LAW 7954. Co-op Work Experience - Half-Time. (0 Hours)

Provides eligible students with an opportunity for work experience. May be repeated once.


LAW 7955. Co-op Work Experience Abroad - Half-Time. (0 Hours)

Offers eligible students an opportunity for work experience abroad.


LAW 7956. Public Interest and Government Co-op Work Experience - Half-Time. (0 Hours)

Offers eligible students an opportunity for work experience in a public interest or government setting.


LAW 7957. Public Interest and Government Co-op Work Experience Abroad - Half-Time. (0 Hours)

Offers eligible students and opportunity for work experience in a public interest or government setting abroad.


LAW 7962. Elective. (1-4 Hours)

Offers elective credit for courses taken at other academic institutions.
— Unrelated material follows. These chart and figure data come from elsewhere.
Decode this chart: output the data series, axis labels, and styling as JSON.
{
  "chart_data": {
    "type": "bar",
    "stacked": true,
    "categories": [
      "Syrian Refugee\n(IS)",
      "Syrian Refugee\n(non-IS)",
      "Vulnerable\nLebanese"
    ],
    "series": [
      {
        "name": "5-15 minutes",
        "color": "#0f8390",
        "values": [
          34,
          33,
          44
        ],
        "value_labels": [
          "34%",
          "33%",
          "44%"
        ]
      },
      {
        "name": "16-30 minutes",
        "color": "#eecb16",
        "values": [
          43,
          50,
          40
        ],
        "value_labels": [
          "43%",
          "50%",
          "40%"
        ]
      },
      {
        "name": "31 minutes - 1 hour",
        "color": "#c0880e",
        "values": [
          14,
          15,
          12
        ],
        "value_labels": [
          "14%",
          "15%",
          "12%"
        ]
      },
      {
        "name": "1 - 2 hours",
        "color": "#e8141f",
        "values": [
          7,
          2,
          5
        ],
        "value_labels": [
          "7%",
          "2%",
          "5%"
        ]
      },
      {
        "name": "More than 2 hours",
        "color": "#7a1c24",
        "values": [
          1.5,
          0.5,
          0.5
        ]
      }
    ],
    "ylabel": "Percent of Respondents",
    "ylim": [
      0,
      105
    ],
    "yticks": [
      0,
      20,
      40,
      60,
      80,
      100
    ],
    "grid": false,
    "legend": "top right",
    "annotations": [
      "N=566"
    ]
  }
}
May be repeated without limit.


LAW 7964. Co-op Work Experience. (0 Hours)

Provides eligible students with an opportunity for work experience. May be repeated without limit.


LAW 7965. Co-op Work Experience Abroad. (0 Hours)

Offers eligible students an opportunity for work experience abroad. May be repeated without limit.


LAW 7966. Public Interest and Government Co-op Work Experience. (0 Hours)

Offers eligible students an opportunity for work experience in a public interest or government setting. May be repeated without limit.


LAW 7967. Public Interest and Government Co-op Work Experience Abroad. (0 Hours)

Offers eligible students an opportunity for work experience in a public interest or government setting abroad. May be repeated without limit.


LAW 7976. Directed Study. (1-6 Hours)

Offers independent work under the direction of members of the department on a chosen topic. Course content depends on instructor. May be repeated without limit.


LAW 7979. Legal Technology and Legal Operations. (1 Hour)

Examines legal technology concepts and approaches that are currently used in legal practice and will become increasingly important in the future. Legal technology is rapidly transforming both the nature and practice of law. Explores this transformation and its implications. Topics include legal informatics; students consider where legal information resides and how it is manipulated and transmitted.


LAW 7983. Special Topics in Law. (1-4 Hours)

Covers special topics in law. May be repeated without limit.